Yet the most ironic moment in the Greek denouement will come when fractional reserve lending collapses onto itself:
Stavropoulos and her friends have a new strategy to deal with their daily expenses. “We charge everything to our credit cards,” she says. If the Greek banks fail, they won’t be able to collect the outstanding debts, she argues. “If they want to mess me around, I will do the same to them.”
In other words, Greece is now America, where the vast majority of people also live on credit alone, and have taken up the following motto when dealing with banks: “you pretend to be solvent, we pretend to have money.”
At the end of the day, it is all just one big global monetary circle jerk, only this time in reverse, as the snake of fractional reserve banking has finally started to eat its own tail. With people spending money they don’t have, and in debt to their eyeballs to a banking system that itself is just as insolvent, is there any wonder that nobody really panics any more over daily threats the grand reset is finally coming?
They’ll still be in denial as the Welfare State and global economy collapses around them. There are none so blind as those who refuse to see.

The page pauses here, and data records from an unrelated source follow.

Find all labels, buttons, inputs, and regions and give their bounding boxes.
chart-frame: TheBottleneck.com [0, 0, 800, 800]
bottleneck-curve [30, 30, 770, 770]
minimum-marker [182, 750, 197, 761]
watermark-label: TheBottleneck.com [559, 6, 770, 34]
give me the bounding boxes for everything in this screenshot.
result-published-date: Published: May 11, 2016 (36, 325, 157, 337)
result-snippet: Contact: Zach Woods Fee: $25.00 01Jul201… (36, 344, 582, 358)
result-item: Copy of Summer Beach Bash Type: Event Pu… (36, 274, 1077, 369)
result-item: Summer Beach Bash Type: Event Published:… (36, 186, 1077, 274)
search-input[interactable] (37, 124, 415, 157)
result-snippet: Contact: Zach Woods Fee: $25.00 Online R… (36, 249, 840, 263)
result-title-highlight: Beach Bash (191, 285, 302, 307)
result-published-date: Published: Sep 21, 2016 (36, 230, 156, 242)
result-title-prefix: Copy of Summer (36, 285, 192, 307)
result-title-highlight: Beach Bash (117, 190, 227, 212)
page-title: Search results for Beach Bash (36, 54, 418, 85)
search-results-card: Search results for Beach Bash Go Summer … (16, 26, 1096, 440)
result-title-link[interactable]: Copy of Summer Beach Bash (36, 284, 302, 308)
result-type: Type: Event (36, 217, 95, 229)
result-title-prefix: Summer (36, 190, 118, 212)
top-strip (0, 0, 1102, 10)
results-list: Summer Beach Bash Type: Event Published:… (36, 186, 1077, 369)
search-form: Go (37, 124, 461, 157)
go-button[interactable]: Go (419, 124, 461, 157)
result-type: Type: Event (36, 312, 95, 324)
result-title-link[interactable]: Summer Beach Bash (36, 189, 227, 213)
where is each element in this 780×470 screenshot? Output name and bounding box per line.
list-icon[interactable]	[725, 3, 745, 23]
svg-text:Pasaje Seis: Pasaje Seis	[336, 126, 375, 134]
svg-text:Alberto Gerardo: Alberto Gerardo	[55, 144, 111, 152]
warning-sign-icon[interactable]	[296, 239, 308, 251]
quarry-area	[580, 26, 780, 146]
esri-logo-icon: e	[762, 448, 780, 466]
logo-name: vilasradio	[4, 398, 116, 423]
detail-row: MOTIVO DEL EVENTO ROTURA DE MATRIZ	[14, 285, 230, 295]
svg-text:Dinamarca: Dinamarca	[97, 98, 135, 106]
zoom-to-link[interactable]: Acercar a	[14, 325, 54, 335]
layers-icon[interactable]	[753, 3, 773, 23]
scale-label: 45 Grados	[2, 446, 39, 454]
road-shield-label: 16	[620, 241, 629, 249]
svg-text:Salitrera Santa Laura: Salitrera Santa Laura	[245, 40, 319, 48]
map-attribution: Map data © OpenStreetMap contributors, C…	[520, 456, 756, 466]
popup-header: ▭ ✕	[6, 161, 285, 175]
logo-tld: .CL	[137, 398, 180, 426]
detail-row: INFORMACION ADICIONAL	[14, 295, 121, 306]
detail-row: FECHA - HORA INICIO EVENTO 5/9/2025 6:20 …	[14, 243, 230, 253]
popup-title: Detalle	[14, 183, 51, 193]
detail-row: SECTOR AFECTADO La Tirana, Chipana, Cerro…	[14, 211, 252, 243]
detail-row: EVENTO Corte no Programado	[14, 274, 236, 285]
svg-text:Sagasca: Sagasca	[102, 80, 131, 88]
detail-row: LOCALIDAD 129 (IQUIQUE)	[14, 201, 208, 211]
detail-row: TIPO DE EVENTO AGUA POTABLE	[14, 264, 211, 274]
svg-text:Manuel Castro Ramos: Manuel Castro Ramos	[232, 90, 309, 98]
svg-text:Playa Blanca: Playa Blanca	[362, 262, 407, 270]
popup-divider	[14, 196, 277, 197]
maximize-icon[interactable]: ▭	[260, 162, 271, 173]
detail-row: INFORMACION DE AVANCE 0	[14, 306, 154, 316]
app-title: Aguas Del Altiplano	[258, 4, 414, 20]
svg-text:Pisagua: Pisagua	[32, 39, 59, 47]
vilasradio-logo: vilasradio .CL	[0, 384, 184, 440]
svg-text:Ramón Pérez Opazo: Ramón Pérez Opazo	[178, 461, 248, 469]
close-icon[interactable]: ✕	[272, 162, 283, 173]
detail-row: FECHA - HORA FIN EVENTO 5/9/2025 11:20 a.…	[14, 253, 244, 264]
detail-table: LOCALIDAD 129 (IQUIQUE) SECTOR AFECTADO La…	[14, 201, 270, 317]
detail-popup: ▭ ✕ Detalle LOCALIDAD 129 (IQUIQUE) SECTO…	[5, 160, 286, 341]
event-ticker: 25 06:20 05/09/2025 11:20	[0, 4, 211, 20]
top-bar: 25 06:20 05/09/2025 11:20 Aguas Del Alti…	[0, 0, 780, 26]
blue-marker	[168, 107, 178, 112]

According to the Senate Budget Committee Republicans, America is wracking up debt faster than our EU counterparts:
Today’s European debate isn’t about governmental austerity, it’s about governmental reality. Ultimately, the argument is not whether governments can keep trying to stimulate their economies, but when their creditors will quit financing it. Somehow, Europe’s governments, teetering on tilting economies, have missed this point; we can only hope that Washington hasn’t.
We are witnessing a prolonged domino-effect among the world’s economically intrusive states. It began over two decades ago with the fall of the USSR and communism across Eastern Europe. Now the dominoes are falling into Western Europe — Greece, Portugal, Spain, and Italy, all are threatened with economic collapse.
By now, the obvious should be axiom: A state cannot run an economy and a state-run economy cannot sustain its state. The more of its economy a government consumes, the less productive its economy becomes. And the more dependent its subpar economy then becomes on its government.
This vicious cycle creates a widening gap between what the government promises and what its economy can deliver. The government resorts to spending more, while its economy responds by producing increasingly less of the revenue needed to finance the government’s increasing spending.
The only reconciliation possible between the over-demanding government and its under-producing economy is borrowing. Once this pattern becomes firmly and deeply established, the conclusion becomes inevitable. Political oppression — as in both former and current communist countries — can temporarily extend the contradiction, but it cannot extinguish it.
What do Europe’s economic experiences portend for the U.S.? Obama will (hopefully) lose the 2012 election because of his incompetence and the state of the U.S. economy. Republicans will control government for the next two years. They will suffer the same fate as politicians who favor austerity in Europe if they try to enforce austerity, to cut spending here.
Politicians, even Republicans, are self-interested people, and will prefer to stay in office rather than be removed. So they, too, will choose to ignore economic reality. Especially when Democrats and their lapdogs, the MSM, loudly depict every austerity measure, every spending cut, as hard-hearted. Whatever enthusiasm exists when Republicans gain control will soon dissipate when polls show the unpopularity of austerity with voters.
But austerity will surely come. Economic reality must set in. Voters, given the choice between politicians who promise to reduce or eliminate benefits (such as Social Security) and politicians who promise to increase, or at least not reduce, benefits, will vote for increases. Eventually there will be no money (taxes, borrowing, or printing) left with which to produce and distribute benefits. Economic realityand unsustainability will do what politicians refuse to do.
Is our only hope what our Founding Fathers saw as a legislature doing what’s best for the country rather than themselves, and then going home? Does this mean that Tea Party-backed candidates, who don’t listen to Democrats or the MSM, and who recognize economic reality, should be the only ones we support?